Three in four have personally experienced negativity or discrimination relating to their LGBTQ status while one in four reported hearing negativity about the community every day. 

“LGBTIQ+ people can experience a number of other intersecting types of prejudice too—such as racial prejudice or prejudice against people with disabilities,” the report’s lead researcherDr Shirleene Robinson said.

“These statistics show that rates of abuse and discrimination towards LGBTIQ+ people in Australia are endemic. They are deeply concerning and they need to be addressed as an immediate priority.” 

Pride and the #loveislove hashtag may be trending on social right now but data from the Make Love Louder report suggests 73% of Australians consider themselves “silent supporters”, with only 2% of allies or friends identifying themselves as activists. 

That’s just one in four allies and friends that actively voice their support for the LGBTQ community.   

Make Love Louder, Absolut
The Make Love Louder report was led by prolific researcher, author, and LGBTIQ+ advocate Dr Shirleene Robinson.

The research shows 82% of allies have questions or concerns about their support and are not sure what is really helpful or if it is their place to speak up. 

But community members encourage friends and allies to speak out.

“It is exhausting when it feels like I’m defending my place in society all the time.

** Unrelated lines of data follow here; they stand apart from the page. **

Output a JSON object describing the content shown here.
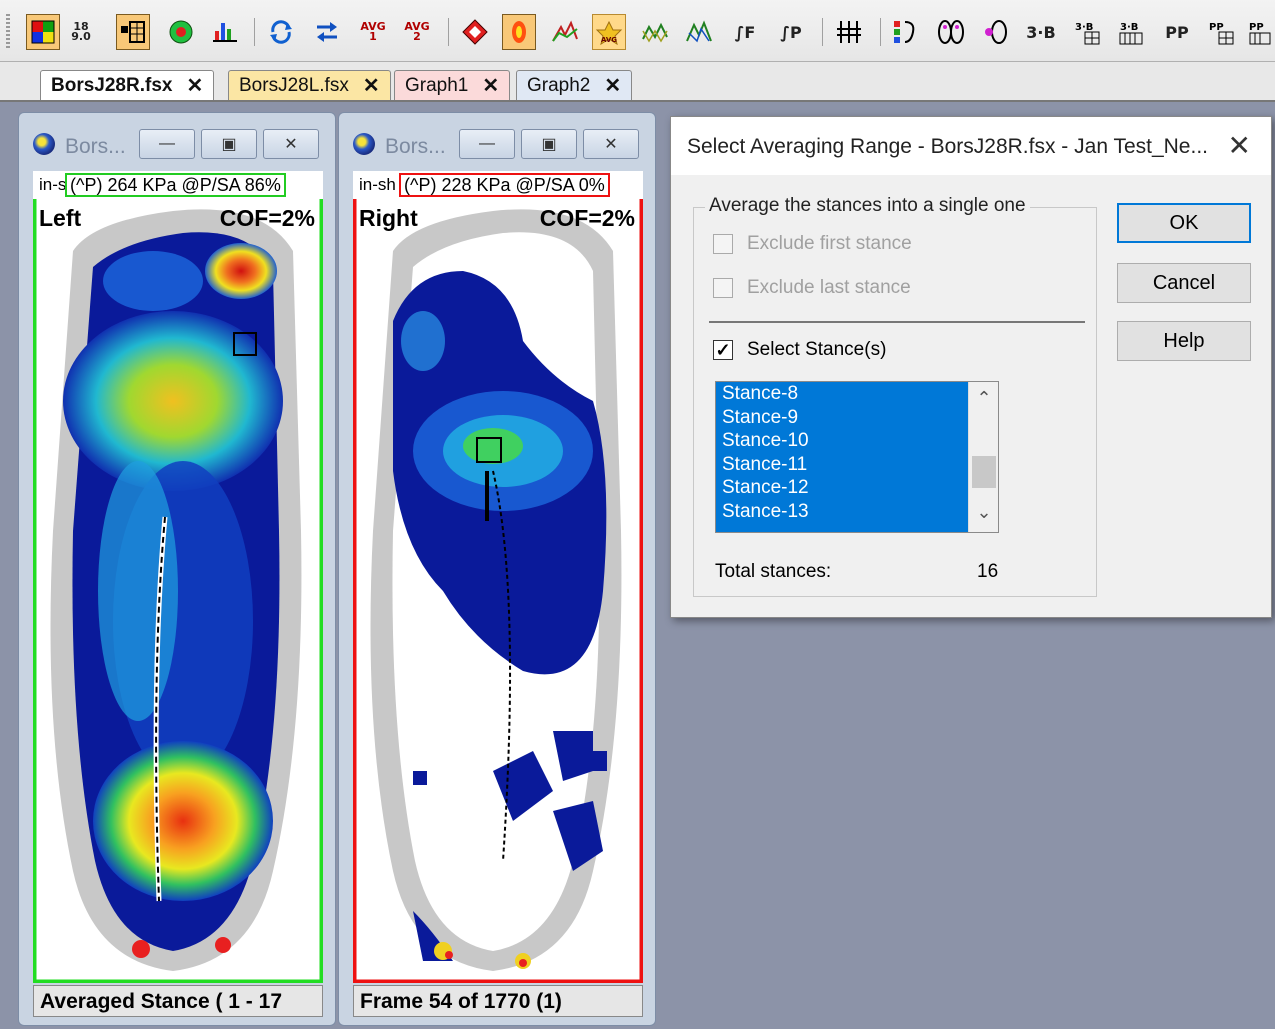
{
  "tabs": [
    {
      "label": "BorsJ28R.fsx",
      "active": true
    },
    {
      "label": "BorsJ28L.fsx",
      "active": false
    },
    {
      "label": "Graph1",
      "active": false
    },
    {
      "label": "Graph2",
      "active": false
    }
  ],
  "tab_close": "✕",
  "toolbar": {
    "readout_top": "18",
    "readout_bottom": "9.0",
    "avg1_label": "AVG\n1",
    "avg2_label": "AVG\n2",
    "int_f_label": "∫F",
    "int_p_label": "∫P",
    "three_b_label": "3·B",
    "pp_label": "PP"
  },
  "left_window": {
    "title": "Bors...",
    "source_prefix": "in-s",
    "peak_text": "(^P) 264 KPa @P/SA 86%",
    "side_label": "Left",
    "cof_label": "COF=2%",
    "status_text": "Averaged Stance ( 1 - 17",
    "frame_color": "#22dd22"
  },
  "right_window": {
    "title": "Bors...",
    "source_prefix": "in-sh",
    "peak_text": "(^P) 228 KPa @P/SA 0%",
    "side_label": "Right",
    "cof_label": "COF=2%",
    "status_text": "Frame 54 of 1770 (1)",
    "frame_color": "#ee1111"
  },
  "dialog": {
    "title": "Select Averaging Range - BorsJ28R.fsx - Jan Test_Ne...",
    "group_label": "Average the stances into a single one",
    "exclude_first_label": "Exclude first stance",
    "exclude_last_label": "Exclude last stance",
    "select_stances_label": "Select Stance(s)",
    "stances": [
      "Stance-8",
      "Stance-9",
      "Stance-10",
      "Stance-11",
      "Stance-12",
      "Stance-13"
    ],
    "total_label": "Total stances:",
    "total_value": "16",
    "ok_label": "OK",
    "cancel_label": "Cancel",
    "help_label": "Help"
  },
  "colors": {
    "selection": "#0078d7",
    "mdi_background": "#8c93a8",
    "pressure_low": "#0a1a9a",
    "pressure_high": "#e81010"
  }
}
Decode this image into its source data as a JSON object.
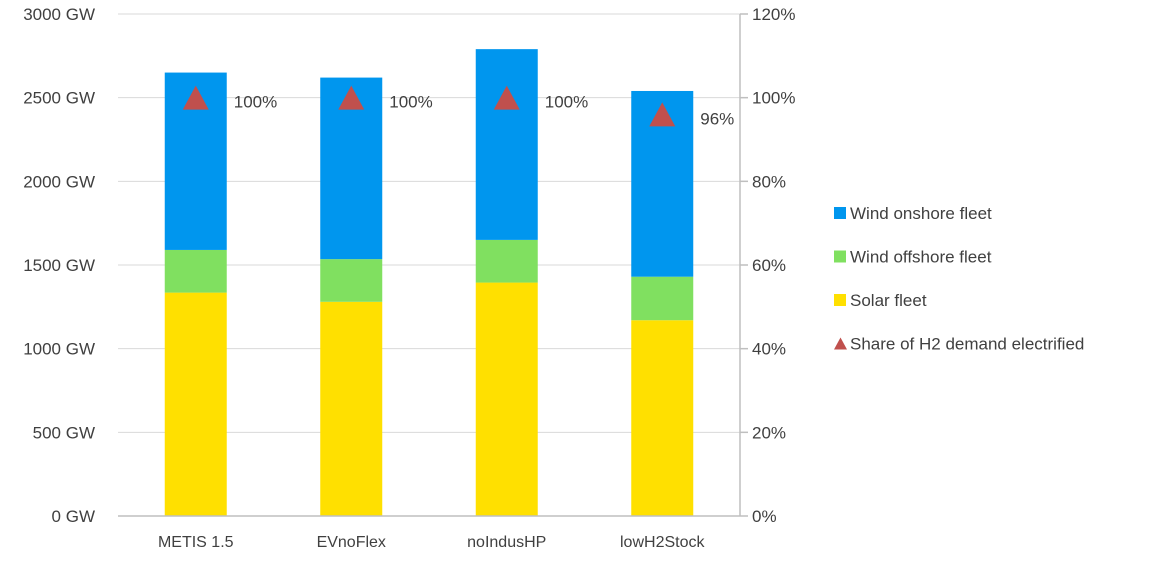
{
  "chart_data": {
    "type": "bar",
    "stacked": true,
    "categories": [
      "METIS 1.5",
      "EVnoFlex",
      "noIndusHP",
      "lowH2Stock"
    ],
    "series": [
      {
        "name": "Solar fleet",
        "color": "#FFE000",
        "values": [
          1335,
          1280,
          1395,
          1170
        ]
      },
      {
        "name": "Wind offshore fleet",
        "color": "#80E060",
        "values": [
          255,
          255,
          255,
          260
        ]
      },
      {
        "name": "Wind onshore fleet",
        "color": "#0096EE",
        "values": [
          1060,
          1085,
          1140,
          1110
        ]
      }
    ],
    "secondary_series": {
      "name": "Share of H2 demand electrified",
      "type": "scatter",
      "marker": "triangle",
      "color": "#C0504D",
      "values": [
        100,
        100,
        100,
        96
      ],
      "labels": [
        "100%",
        "100%",
        "100%",
        "96%"
      ]
    },
    "y_axis_left": {
      "min": 0,
      "max": 3000,
      "step": 500,
      "ticks": [
        "0 GW",
        "500 GW",
        "1000 GW",
        "1500 GW",
        "2000 GW",
        "2500 GW",
        "3000 GW"
      ]
    },
    "y_axis_right": {
      "min": 0,
      "max": 120,
      "step": 20,
      "ticks": [
        "0%",
        "20%",
        "40%",
        "60%",
        "80%",
        "100%",
        "120%"
      ]
    },
    "legend_position": "right",
    "legend_order": [
      "Wind onshore fleet",
      "Wind offshore fleet",
      "Solar fleet",
      "Share of H2 demand electrified"
    ],
    "grid": true,
    "gridColor": "#D9D9D9",
    "axisColor": "#BFBFBF",
    "title": "",
    "xlabel": "",
    "ylabel": ""
  }
}
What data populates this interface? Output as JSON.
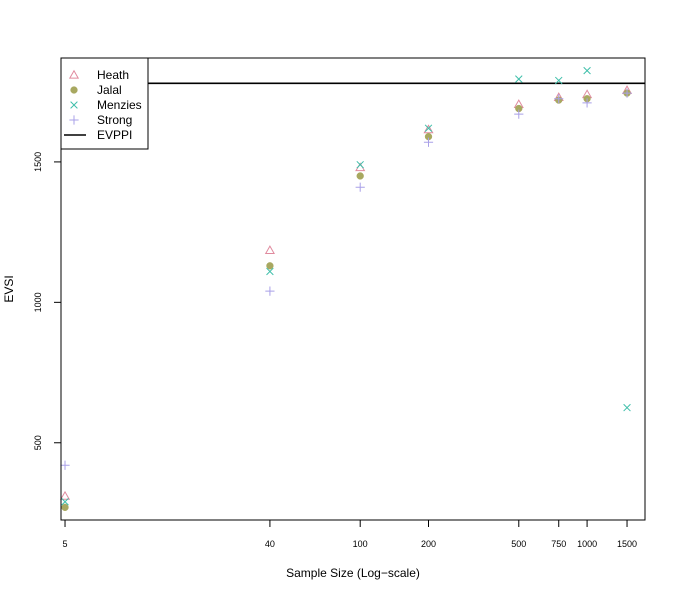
{
  "chart_data": {
    "type": "scatter",
    "title": "",
    "xlabel": "Sample Size (Log−scale)",
    "ylabel": "EVSI",
    "x_scale": "log",
    "x_ticks": [
      5,
      40,
      100,
      200,
      500,
      750,
      1000,
      1500
    ],
    "y_ticks": [
      500,
      1000,
      1500
    ],
    "xlim": [
      4.8,
      1800
    ],
    "ylim": [
      225,
      1870
    ],
    "grid": false,
    "legend_position": "top-left",
    "series": [
      {
        "name": "Heath",
        "marker": "triangle",
        "color": "#e08a9e",
        "x": [
          5,
          40,
          100,
          200,
          500,
          750,
          1000,
          1500
        ],
        "y": [
          310,
          1185,
          1480,
          1615,
          1705,
          1730,
          1740,
          1755
        ]
      },
      {
        "name": "Jalal",
        "marker": "circle",
        "color": "#a8a860",
        "x": [
          5,
          40,
          100,
          200,
          500,
          750,
          1000,
          1500
        ],
        "y": [
          270,
          1130,
          1450,
          1590,
          1690,
          1720,
          1725,
          1745
        ]
      },
      {
        "name": "Menzies",
        "marker": "x",
        "color": "#3fbfaa",
        "x": [
          5,
          40,
          100,
          200,
          500,
          750,
          1000,
          1500
        ],
        "y": [
          290,
          1110,
          1490,
          1620,
          1795,
          1790,
          1825,
          625
        ]
      },
      {
        "name": "Strong",
        "marker": "plus",
        "color": "#a9a0e8",
        "x": [
          5,
          40,
          100,
          200,
          500,
          750,
          1000,
          1500
        ],
        "y": [
          420,
          1040,
          1410,
          1570,
          1670,
          1725,
          1710,
          1745
        ]
      }
    ],
    "reference_lines": [
      {
        "name": "EVPPI",
        "y": 1780,
        "color": "#000000"
      }
    ]
  }
}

When allies activate in defence of my right to be me, I feel less isolated, Ivan Hinton-Teoh co-founder of just.equal said when the report was unveiled during Sydney Gay and Lesbian Mardi Gras’ Fair Day event on Sunday. 

“I can get on with my life, knowing someone else sees me, my humanity and, importantly, is fighting to affirm my dignity and right to a fair and equal space in the community.”

From the study, Dr Robinson collected a list of ways the wider community can help.

Here’s what participants said was most important: 


  • 1.    Stand up against anti-LGBTIQ+ speech

  • 2.    Use respectful language about the LGBTIQ+ community

  • 3.    Be accepting and considering of your own prejudices

  • 4.    Help LGBTIQ+ people and perspectives be seen and heard

  • 5.    Listen to LGBTIQ+ people

  • 6.    Express support for LGBTIQ+ people on social media

 “Fighting for equal rights in a public forum caused significant trauma and distress to an already vulnerable population, where an unnecessary postal survey asked all Australians whether same-sex couples should have the right to marry,” Dr Robinson added. 

“This study shows that this support matters deeply. Now more than ever, it is important that LGBTIQ+ allies speak up to make Australia a fairer place for everyone.”